Fair enough, but I think there are not really test satellites that get ingress these days, right?

The team is now double checking if the timestamp inside the bloomfilter is correct "Created Before": "2023-01-22T22:43:04.901Z"
This timestamp can be caused in 2 different ways. The machine that creates the bloomfilter might work with an outdated DB snapshot or there was just no file upload in the meantime. Just for safety the team will rule out an outdated DB snapshot before we continue.

Up next would be EUN 12rfG3sh9NCWiX3ivPjq2HtdLmbqCrvHVEzJubnzFzosMuawymB
Most ranged loop services are already enabled on EUN. Today we plan to enable garbage collection on EUN and the audit reservoir sampling on AP1.

4 Likes

could GC be more demanding on HDD IO now? Last few days I have seen few occasions when HDD IO increases a lot, than RAM usage goes up, than OOM intercepts. No big deletions though… Do you know about anything I can try to debug?

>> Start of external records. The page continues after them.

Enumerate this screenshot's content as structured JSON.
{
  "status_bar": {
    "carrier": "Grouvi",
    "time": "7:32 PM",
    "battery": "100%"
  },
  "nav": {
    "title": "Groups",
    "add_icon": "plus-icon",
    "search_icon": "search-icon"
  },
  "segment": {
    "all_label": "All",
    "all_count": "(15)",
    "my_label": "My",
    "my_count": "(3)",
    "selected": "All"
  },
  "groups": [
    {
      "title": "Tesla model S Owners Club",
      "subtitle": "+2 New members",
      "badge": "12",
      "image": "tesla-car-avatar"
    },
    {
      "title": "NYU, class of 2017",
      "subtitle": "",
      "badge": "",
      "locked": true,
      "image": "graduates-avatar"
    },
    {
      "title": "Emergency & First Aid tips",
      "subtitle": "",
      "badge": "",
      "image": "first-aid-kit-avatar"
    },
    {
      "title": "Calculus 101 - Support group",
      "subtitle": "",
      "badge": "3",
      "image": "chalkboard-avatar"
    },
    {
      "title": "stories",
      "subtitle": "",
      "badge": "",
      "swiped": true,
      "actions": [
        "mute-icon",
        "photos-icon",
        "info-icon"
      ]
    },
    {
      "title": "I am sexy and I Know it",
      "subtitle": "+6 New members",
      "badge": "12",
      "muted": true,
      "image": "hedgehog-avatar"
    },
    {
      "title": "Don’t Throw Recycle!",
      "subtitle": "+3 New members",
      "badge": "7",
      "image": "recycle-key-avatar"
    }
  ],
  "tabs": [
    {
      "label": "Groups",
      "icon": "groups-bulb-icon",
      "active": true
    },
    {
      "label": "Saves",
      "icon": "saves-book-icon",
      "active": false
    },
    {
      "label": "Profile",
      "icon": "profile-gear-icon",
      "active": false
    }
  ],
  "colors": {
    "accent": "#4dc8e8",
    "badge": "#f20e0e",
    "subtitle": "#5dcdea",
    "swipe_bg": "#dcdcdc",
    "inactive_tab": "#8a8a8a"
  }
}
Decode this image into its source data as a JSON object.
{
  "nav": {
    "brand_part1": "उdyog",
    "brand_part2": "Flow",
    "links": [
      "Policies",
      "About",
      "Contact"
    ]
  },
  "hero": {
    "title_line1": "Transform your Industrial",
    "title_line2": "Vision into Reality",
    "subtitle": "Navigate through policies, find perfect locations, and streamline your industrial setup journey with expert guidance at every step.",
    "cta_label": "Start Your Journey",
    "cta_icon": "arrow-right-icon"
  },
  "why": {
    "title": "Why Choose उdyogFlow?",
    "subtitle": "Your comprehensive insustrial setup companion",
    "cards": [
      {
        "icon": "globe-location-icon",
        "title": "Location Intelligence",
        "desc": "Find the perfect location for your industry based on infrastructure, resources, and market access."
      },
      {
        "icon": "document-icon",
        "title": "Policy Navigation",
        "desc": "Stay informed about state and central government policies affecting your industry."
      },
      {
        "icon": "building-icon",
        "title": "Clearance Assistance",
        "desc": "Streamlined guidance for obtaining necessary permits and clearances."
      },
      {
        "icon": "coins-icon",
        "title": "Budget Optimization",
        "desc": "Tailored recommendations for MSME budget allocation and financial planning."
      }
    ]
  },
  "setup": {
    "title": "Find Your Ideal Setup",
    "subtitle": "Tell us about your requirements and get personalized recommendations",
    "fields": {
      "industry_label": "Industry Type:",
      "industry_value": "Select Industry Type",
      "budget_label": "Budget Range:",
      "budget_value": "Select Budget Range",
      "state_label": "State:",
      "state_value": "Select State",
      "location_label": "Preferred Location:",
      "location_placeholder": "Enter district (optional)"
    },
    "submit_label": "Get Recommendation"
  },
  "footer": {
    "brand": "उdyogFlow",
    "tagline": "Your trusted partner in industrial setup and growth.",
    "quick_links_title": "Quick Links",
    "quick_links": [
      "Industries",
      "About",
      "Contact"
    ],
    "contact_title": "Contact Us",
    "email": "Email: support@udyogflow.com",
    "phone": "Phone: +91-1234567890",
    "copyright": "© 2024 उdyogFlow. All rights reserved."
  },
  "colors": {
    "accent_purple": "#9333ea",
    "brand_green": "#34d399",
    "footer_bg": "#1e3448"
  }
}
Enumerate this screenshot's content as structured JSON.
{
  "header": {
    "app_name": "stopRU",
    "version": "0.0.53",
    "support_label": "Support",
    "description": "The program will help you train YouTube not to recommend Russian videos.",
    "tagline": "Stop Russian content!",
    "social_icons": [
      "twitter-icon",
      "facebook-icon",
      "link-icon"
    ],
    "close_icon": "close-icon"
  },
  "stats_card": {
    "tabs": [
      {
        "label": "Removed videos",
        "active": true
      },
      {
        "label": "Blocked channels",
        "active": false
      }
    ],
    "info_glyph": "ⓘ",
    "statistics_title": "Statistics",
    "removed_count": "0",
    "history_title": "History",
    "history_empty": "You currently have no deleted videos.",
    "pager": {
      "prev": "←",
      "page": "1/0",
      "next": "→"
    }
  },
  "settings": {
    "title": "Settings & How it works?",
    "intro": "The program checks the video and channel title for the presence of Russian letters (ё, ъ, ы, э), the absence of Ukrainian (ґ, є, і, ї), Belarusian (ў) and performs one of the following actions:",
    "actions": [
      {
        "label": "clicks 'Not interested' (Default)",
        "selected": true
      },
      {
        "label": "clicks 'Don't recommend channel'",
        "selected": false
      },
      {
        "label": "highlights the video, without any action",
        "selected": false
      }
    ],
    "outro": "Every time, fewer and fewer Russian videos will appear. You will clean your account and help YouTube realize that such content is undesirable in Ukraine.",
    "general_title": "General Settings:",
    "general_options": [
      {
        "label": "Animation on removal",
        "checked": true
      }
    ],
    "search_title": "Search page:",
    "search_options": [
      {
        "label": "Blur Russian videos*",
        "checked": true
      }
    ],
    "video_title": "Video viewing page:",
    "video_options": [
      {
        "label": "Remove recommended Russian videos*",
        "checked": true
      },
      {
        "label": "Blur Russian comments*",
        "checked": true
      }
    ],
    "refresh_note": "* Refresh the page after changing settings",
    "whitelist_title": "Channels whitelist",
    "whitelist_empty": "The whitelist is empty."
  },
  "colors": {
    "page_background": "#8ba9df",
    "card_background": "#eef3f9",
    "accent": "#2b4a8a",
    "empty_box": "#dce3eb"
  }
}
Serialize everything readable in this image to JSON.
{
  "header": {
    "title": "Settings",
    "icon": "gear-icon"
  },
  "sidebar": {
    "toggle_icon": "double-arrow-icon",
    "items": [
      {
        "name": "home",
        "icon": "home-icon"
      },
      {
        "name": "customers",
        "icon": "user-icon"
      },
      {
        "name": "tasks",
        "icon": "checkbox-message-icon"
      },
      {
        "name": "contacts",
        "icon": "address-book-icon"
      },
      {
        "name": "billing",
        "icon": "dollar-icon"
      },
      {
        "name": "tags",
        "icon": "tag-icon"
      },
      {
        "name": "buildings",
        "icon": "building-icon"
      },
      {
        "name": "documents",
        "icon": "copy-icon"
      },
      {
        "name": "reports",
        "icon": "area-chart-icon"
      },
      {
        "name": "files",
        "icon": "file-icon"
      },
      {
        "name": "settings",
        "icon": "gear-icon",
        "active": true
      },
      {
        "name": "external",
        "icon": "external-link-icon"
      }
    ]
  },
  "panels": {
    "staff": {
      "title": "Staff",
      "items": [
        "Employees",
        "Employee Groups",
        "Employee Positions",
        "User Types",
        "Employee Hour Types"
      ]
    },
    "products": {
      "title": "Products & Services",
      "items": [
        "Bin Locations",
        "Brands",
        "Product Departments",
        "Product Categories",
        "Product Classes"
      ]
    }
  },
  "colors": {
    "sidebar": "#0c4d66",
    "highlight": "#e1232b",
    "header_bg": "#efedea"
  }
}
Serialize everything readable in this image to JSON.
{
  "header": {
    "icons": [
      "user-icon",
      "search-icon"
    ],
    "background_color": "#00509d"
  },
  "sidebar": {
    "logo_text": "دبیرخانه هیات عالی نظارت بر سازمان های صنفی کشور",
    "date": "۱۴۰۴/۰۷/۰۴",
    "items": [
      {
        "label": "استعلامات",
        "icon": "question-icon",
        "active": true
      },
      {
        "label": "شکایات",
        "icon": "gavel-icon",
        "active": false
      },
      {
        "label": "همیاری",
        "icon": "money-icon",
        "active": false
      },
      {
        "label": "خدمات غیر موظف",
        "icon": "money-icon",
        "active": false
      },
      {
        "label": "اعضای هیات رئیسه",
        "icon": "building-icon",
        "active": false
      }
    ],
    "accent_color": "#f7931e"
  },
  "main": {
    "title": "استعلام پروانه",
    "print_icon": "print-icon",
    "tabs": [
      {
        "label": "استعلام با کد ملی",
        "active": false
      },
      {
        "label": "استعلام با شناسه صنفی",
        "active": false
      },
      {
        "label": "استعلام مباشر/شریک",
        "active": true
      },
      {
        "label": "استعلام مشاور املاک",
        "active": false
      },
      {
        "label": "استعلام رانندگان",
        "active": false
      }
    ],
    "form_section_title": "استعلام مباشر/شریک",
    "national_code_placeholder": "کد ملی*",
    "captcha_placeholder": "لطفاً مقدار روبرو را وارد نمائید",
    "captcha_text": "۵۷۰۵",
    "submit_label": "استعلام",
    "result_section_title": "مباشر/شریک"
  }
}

Out of memory: Killed process 2118398 (storagenode) total-vm:3772392kB, anon-rss:1530248kB, file-rss:0kB, shmem-rss:0kB, UID:1000 pgtables:6180kB oom_score_adj:0

I can confirm. But I don’t think it was only the new garbage collection which seems only enabled for 2 satellites now.
Maybe this:

Screenshot_2023-03-08_093717

There was/is some “massive” ingress happening. One of my nodes nearly collapsed. Maybe it was everything at the same time: Update, filewalker, deletions, GC and massive ingress. :scream:

No. We didn’t touch the storage node code. It will still execute the same steps after receiving the bloom filter. Only way this might cause additional stress is if the bloom filter is missing a lot of pieceIDs so that your storage node starts to delete half the disk space or so. Given the current results with 0 pieces in our logs, I don’t think this is happening.

1 Like

So high memory usage indicates the slow disk subsystem: SMR, network filesystem (NFS, SMB/CIFS, SSHFS, etc.), BTRFS, zfs without tuning and/or cache, any kind of RAID, using USB or dying disk.